The only thing that can make coffee cake more appetizing is to add in a touch of apple. So let’s dive into this apple cinnamon coffee cake.
Author:Addie Gundry
Prep Time:20 minutes
Cook Time:40 minutes
Total Time:1 hour
Yield:Serves 8
Category:Bakery
Ingredients
Scale
Cinnamon Streusel Crumb
1 1/2 cups all-purpose flour
1/2 cup chopped walnuts
1/2 cup packed dark brown sugar
1/4 cup granulated sugar
1 teaspoon ground cinnamon
1/2 teaspoon kosher salt
1/4 teaspoon ground cardamom
1/4 teaspoon ground nutmeg
1/2 cup (1 stick) unsalted butter, melted
1/2 teaspoon vanilla bean paste or vanilla extract
Cake
1/4 cup (1/2 stick) unsalted butter, softened
1/2 cup sugar
1 large egg
1/2 cup sour cream
1 teaspoon vanilla bean paste or vanilla extract
1 cup all-purpose flour
1/2 teaspoon baking powder
1/4 teaspoon baking soda
1/4 teaspoon salt
1 large apple, peeled, cored, and chopped
Brown Butter Glaze
3 tablespoons unsalted butter
1 cup confectioners’ sugar
2 teaspoons vanilla bean paste or vanilla extract
2 tablespoons heavy cream
Instructions
Preheat the oven to 350 degrees F. Grease an 8-inch springform pan. Line the pan with parchment paper and lightly grease.
For the cinnamon streusel crumb: Mix the flour, walnuts, brown sugar, sugar, cinnamon, salt, cardamom, and nutmeg in a medium bowl.

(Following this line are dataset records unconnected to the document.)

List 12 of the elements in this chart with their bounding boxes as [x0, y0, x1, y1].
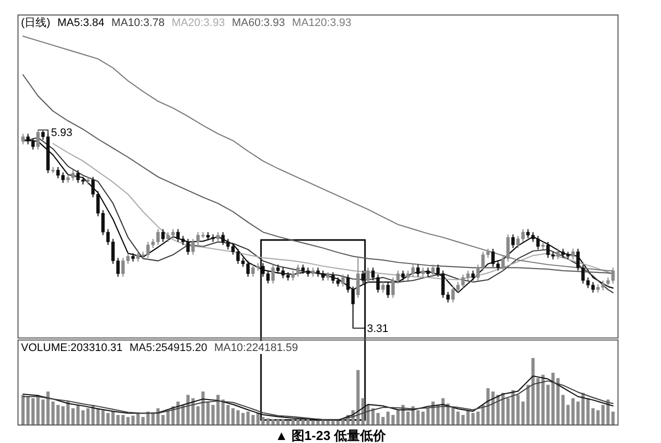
text: MA5:3.84	[57, 17, 104, 29]
annotation: 5.93	[51, 126, 72, 139]
annotation: 3.31	[367, 323, 388, 336]
text: MA60:3.93	[232, 17, 286, 29]
text: MA5:254915.20	[130, 342, 208, 354]
chart-title: (日线)	[21, 16, 50, 29]
text: MA120:3.93	[292, 17, 352, 29]
chart-title: VOLUME:203310.31	[21, 342, 123, 354]
text: MA20:3.93	[172, 17, 225, 29]
text: MA10:3.78	[111, 17, 165, 29]
text: MA10:224181.59	[214, 342, 298, 354]
text: ▲ 图1-23 低量低价	[274, 428, 388, 443]
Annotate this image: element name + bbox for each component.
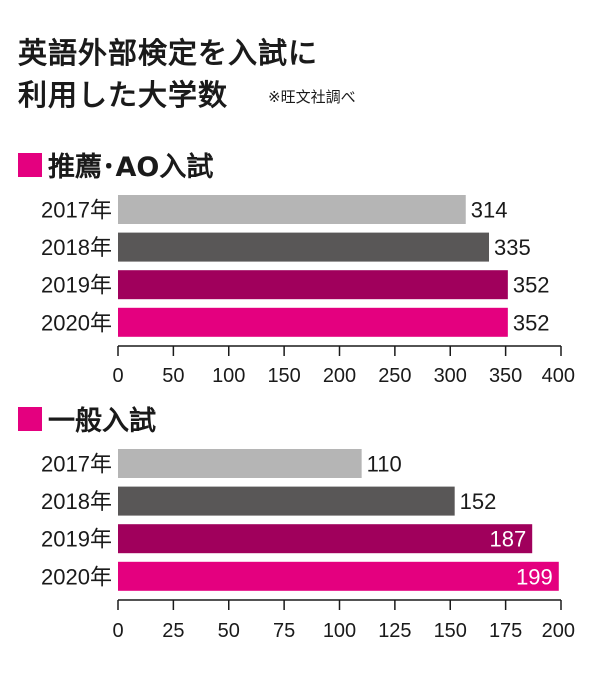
x-tick-label-1-7: 175 — [489, 620, 522, 642]
x-tick-label-1-0: 0 — [112, 620, 123, 642]
x-tick-label-1-6: 150 — [434, 620, 467, 642]
x-tick-label-1-8: 200 — [542, 620, 575, 642]
x-tick-label-1-2: 50 — [218, 620, 240, 642]
source-note: ※旺文社調べ — [268, 88, 356, 106]
x-tick-label-0-7: 350 — [489, 365, 522, 387]
value-label-1-1: 152 — [460, 489, 497, 514]
bar-0-1 — [118, 232, 490, 262]
category-label-1-0: 2017年 — [41, 452, 112, 477]
value-label-1-0: 110 — [367, 452, 402, 477]
bar-1-0 — [118, 449, 362, 478]
bar-1-1 — [118, 486, 455, 516]
category-label-1-3: 2020年 — [41, 564, 112, 589]
section-heading-ippan-label: 一般入試 — [48, 406, 156, 437]
value-label-1-3: 199 — [516, 564, 553, 589]
x-tick-label-0-3: 150 — [267, 365, 300, 387]
x-tick-label-0-5: 250 — [378, 365, 411, 387]
category-label-1-1: 2018年 — [41, 489, 112, 514]
x-tick-label-0-4: 200 — [323, 365, 356, 387]
value-label-1-2: 187 — [489, 527, 526, 552]
pink-square-icon — [18, 406, 42, 431]
value-label-0-1: 335 — [494, 235, 531, 260]
category-label-0-2: 2019年 — [41, 273, 112, 298]
x-tick-label-1-3: 75 — [273, 620, 295, 642]
x-tick-label-0-6: 300 — [434, 365, 467, 387]
value-label-0-3: 352 — [513, 310, 550, 335]
category-label-0-1: 2018年 — [41, 235, 112, 260]
x-tick-label-0-1: 50 — [162, 365, 184, 387]
chart-title-line1: 英語外部検定を入試に — [18, 36, 319, 70]
x-tick-label-0-2: 100 — [212, 365, 245, 387]
bar-0-0 — [118, 195, 466, 224]
chart-title-line2: 利用した大学数 — [18, 78, 229, 112]
category-label-0-3: 2020年 — [41, 310, 112, 335]
value-label-0-2: 352 — [513, 273, 550, 298]
x-tick-label-1-1: 25 — [162, 620, 184, 642]
bar-1-3 — [118, 561, 559, 591]
x-tick-label-0-0: 0 — [112, 365, 123, 387]
bar-0-3 — [118, 307, 508, 337]
value-label-0-0: 314 — [471, 198, 508, 223]
x-tick-label-1-5: 125 — [378, 620, 411, 642]
category-label-0-0: 2017年 — [41, 198, 112, 223]
pink-square-icon — [18, 152, 42, 177]
category-label-1-2: 2019年 — [41, 527, 112, 552]
section-heading-suisen-ao-label: 推薦･AO入試 — [48, 152, 214, 183]
x-tick-label-1-4: 100 — [323, 620, 356, 642]
bar-1-2 — [118, 524, 533, 554]
x-tick-label-0-8: 400 — [542, 365, 575, 387]
section-heading-suisen-ao: 推薦･AO入試 — [18, 145, 213, 184]
section-heading-ippan: 一般入試 — [18, 399, 156, 438]
bar-0-2 — [118, 270, 508, 300]
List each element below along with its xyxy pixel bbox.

Add the melted butter and vanilla and toss.
Forthe cake: Using a hand mixer or a stand mixer fitted with the paddle attachment, beat the butter with the sugar on medium speed until fluffy. Add the egg and mix well. Add the sour cream and vanilla and mix well. In a medium bowl, whisk together the flour, baking powder, baking soda, and salt. Reduce the speed to low. Add the flour mixture to the butter mixture and beat until combined.
Spread half of the batter in the bottom of the pan. Sprinkle the chopped apple over the batter. Sprinkle 1 cup of the cinnamon streusel over the apple. Spread the remaining batter over the crumbs, then add the rest of the cinnamon streusel.
Bake for 35 to 40 minutes or until a toothpick inserted in the center of the cake comes out clean. Let the cake cool in the pan for 10 to 15 minutes, then remove the ring from the sides and let it cool completely. Transfer to a serving plate.
For the brown butter glaze: Heat the butter in a small saucepan, stirring continuously, until the butter begins to brown, being careful not to let it burn. Transfer to a small bowl. Whisk in the confectioners’ sugar and vanilla, then the cream. Drizzle over the crumb cake. Slice and serve.